Drain the chickpeas and reserve the liquid.
Grind the chickpeas through the coarse blade of a meat grinder or pulse in a food processor.
Add the bread, the 2 tablespoons flour, the baking soda, garlic, egg, and seasonings and mix well.
Add salt to taste.
Form into 1-inch balls, then flatten each slightly in your hand.
In a deep saucepan or a wok, heat 3 inches of oil to 375 degrees F.
Dip the falafel into flour and deep-fry in batches until golden.
Using a skimmer, transfer to paper towels to drain.
Tuck into warm pita bread, along with about 2 tablespoons each chopped tomatoes and cucumber, and a generous drizzle of tahini dressing and some hummus, if using.

You may be interested to watch this video demo, which is part of Epicurious’ “Around the World in 80 Dishes” series.

Best wishes on this adventure, and happy eating!


Hummus: A new taste

HummusMany of our travelers experience a number of new tastes while in the Holy Land. Some they love; others, not so much.

“What is that?” is a common question that is asked while pointing to a plate of hummus (also spelled, houmous). In short, hummus is a thick paste or spread made from ground chickpeas (garbanzo beans) sesame seeds, olive oil, garlic and lemon juice. It is most commonly eaten with pita bread, but can be served in other ways, too.

If you are one of our travelers who fell in love with hummus, or simply liked it enough to try it again at home, you have some options. First, you can likely find tubs of hummus in your grocer’s refrigerated foods section. Ask a stocker for help finding it. The larger your city, the more likely you are to find hummus at your grocery store. You can also try Halal (Muslim) food shops, depending on where you live.

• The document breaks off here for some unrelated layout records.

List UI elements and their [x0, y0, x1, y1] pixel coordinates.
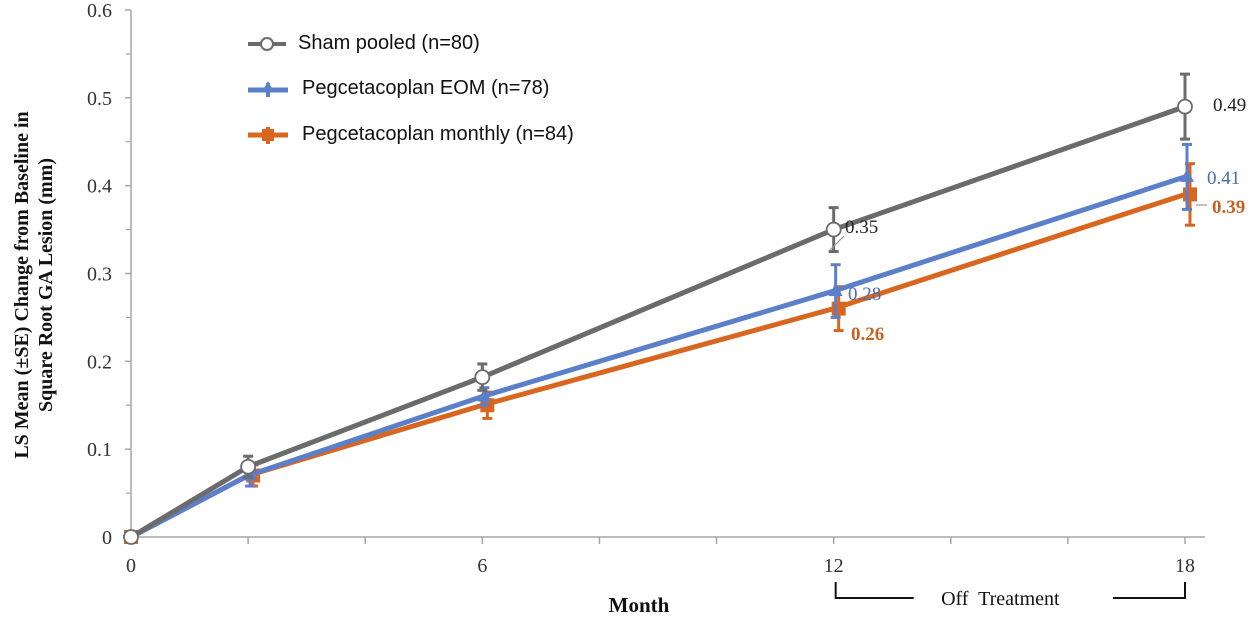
y-tick-label: 0 — [102, 527, 112, 549]
x-tick-label: 6 — [477, 555, 487, 577]
off-treatment-bracket-right — [1113, 582, 1186, 599]
series-1 — [124, 142, 1194, 542]
data-point — [1180, 168, 1194, 182]
axes: 0 0.1 0.2 0.3 0.4 0.5 0.6 0 6 12 18 — [87, 0, 1205, 577]
legend-label-monthly: Pegcetacoplan monthly (n=84) — [302, 123, 574, 145]
x-tick-label: 18 — [1175, 555, 1195, 577]
legend-label-sham: Sham pooled (n=80) — [298, 32, 480, 54]
off-treatment-bracket-left — [834, 582, 914, 599]
data-label: 0.26 — [851, 324, 884, 345]
data-point — [828, 283, 843, 297]
series-line — [129, 192, 1186, 540]
legend-item-eom: Pegcetacoplan EOM (n=78) — [246, 77, 549, 100]
legend-item-sham: Sham pooled (n=80) — [246, 32, 480, 55]
data-point — [474, 369, 491, 386]
leader-line — [829, 235, 845, 251]
data-label: 0.41 — [1207, 168, 1240, 189]
data-point — [831, 301, 846, 316]
y-tick-label: 0.5 — [87, 88, 112, 110]
y-axis-title-line-1: LS Mean (±SE) Change from Baseline in — [11, 111, 33, 459]
data-point — [123, 529, 139, 545]
data-label: 0.35 — [845, 217, 878, 238]
open-circle-marker-icon — [248, 36, 286, 51]
y-axis-title-line-2: Square Root GA Lesion (mm) — [35, 157, 57, 413]
triangle-marker-icon — [248, 80, 288, 97]
series-2 — [124, 162, 1197, 544]
x-tick-label: 0 — [126, 555, 136, 577]
data-label: 0.49 — [1213, 95, 1246, 116]
y-tick-label: 0.6 — [87, 0, 112, 22]
series-layer — [123, 72, 1197, 545]
data-point — [477, 388, 492, 402]
y-tick-label: 0.4 — [87, 176, 112, 198]
y-axis-title: LS Mean (±SE) Change from Baseline in Sq… — [10, 5, 70, 565]
data-point — [1177, 98, 1193, 115]
data-labels: 0.26 0.39 0.28 0.41 0.35 0.49 — [829, 95, 1246, 345]
data-label: 0.39 — [1212, 197, 1245, 218]
legend-item-monthly: Pegcetacoplan monthly (n=84) — [246, 123, 574, 146]
y-tick-label: 0.1 — [87, 439, 112, 461]
data-point — [825, 221, 842, 238]
square-marker-icon — [248, 126, 288, 144]
data-point — [1183, 187, 1197, 202]
legend-label-eom: Pegcetacoplan EOM (n=78) — [302, 77, 550, 99]
x-tick-label: 12 — [824, 555, 844, 577]
off-treatment-label: Off Treatment — [941, 588, 1060, 610]
off-treatment-annotation: Off Treatment — [834, 582, 1186, 610]
data-label: 0.28 — [848, 284, 881, 305]
data-point — [240, 458, 257, 475]
series-line — [129, 104, 1186, 540]
y-tick-label: 0.2 — [87, 351, 112, 373]
y-tick-label: 0.3 — [87, 264, 112, 286]
series-0 — [123, 72, 1193, 545]
x-axis-title: Month — [609, 593, 670, 617]
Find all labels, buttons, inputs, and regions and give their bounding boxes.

Another option is to make it yourself. For those that want to put their kitchen skills to the test, here is a basic hummus recipe courtesy of Sar El:

Hummus (makes four or five servings)
2 1/2 cups of small chickpeas
1 scant teaspoon of baking soda or baking powder

6 heaping tablespoons of raw tahini
6 tablespoons of lemon juice
2 garlic cloves
1 1/2 teaspoons of salt
1 teaspoon of cumin
at least 3 1/2 cups of hot water

For the garnish:
olive oil
hot, whole cooked chickpeas
sweet paprika

Soak the chickpeas for 24 hours in a bowl of water with baking soda or baking powder. Replace the water after 12 hours but don’t add new baking soda or powder. Drain and rinse thoroughly.

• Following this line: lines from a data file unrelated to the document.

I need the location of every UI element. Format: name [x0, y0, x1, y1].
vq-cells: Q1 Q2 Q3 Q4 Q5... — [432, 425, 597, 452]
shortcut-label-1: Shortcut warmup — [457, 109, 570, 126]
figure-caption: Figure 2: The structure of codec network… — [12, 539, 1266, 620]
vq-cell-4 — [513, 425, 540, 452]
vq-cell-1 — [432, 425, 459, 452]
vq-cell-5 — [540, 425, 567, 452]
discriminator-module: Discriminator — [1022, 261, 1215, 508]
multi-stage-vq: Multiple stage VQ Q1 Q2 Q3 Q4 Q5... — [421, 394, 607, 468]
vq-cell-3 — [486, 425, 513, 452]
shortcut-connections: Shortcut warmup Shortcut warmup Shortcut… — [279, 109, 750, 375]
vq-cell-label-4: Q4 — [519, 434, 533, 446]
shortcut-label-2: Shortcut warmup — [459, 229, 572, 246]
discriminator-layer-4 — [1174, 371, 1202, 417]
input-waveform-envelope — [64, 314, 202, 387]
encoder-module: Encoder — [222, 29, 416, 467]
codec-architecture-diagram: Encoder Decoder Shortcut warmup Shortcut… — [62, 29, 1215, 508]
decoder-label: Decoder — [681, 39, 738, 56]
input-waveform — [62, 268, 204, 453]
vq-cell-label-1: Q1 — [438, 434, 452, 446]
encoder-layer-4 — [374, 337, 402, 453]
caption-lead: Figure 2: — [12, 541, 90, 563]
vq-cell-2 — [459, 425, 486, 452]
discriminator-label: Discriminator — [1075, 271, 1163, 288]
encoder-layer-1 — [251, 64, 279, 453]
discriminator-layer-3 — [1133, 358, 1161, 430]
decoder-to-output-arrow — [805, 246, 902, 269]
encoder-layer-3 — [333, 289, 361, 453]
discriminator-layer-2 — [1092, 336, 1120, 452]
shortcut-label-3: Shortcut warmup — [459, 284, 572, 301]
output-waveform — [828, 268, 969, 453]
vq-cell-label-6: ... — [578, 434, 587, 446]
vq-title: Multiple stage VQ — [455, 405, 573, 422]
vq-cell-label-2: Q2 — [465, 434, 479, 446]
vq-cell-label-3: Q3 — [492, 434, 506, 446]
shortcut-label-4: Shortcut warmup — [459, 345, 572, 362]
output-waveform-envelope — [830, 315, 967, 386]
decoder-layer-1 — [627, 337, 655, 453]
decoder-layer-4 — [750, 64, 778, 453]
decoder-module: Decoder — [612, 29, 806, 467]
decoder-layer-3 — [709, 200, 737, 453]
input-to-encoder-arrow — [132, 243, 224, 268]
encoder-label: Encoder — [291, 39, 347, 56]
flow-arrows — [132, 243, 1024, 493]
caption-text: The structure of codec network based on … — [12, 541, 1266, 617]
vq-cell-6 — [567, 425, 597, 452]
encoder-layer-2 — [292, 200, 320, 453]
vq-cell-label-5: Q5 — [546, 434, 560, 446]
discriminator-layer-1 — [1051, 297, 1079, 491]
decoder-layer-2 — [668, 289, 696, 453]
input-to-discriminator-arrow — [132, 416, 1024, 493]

Transfer the chickpeas to a big pot; pour in water so that it reaches a level that is one and a half times the height of the chickpeas in the pot. Bring to a boil; skim off the foam that forms on the top. Lower the flame; cook on a very gentle boil for 3 hours. Confirm softness by crushing one chickpea between thumb and forefinger. Drain and reserve the cooking water to use later.

Traditionally the chickpeas are crushed using a mortar and pestle, but you can also grind them in a food processor or an electric mixer fitted with a dough hook. Grind or mash together chickpeas, raw tahini, lemon juice, garlic, salt and cumin. Add the chickpeas’ cooking water 1 cup at a time, while grinding, until you obtain the desired consistency.

If not eaten immediately, the hummus will thicken within a brief time. Before serving, drizzle with a little olive oil and sprinkle with cumin and sweet paprika; most importantly, enjoy it!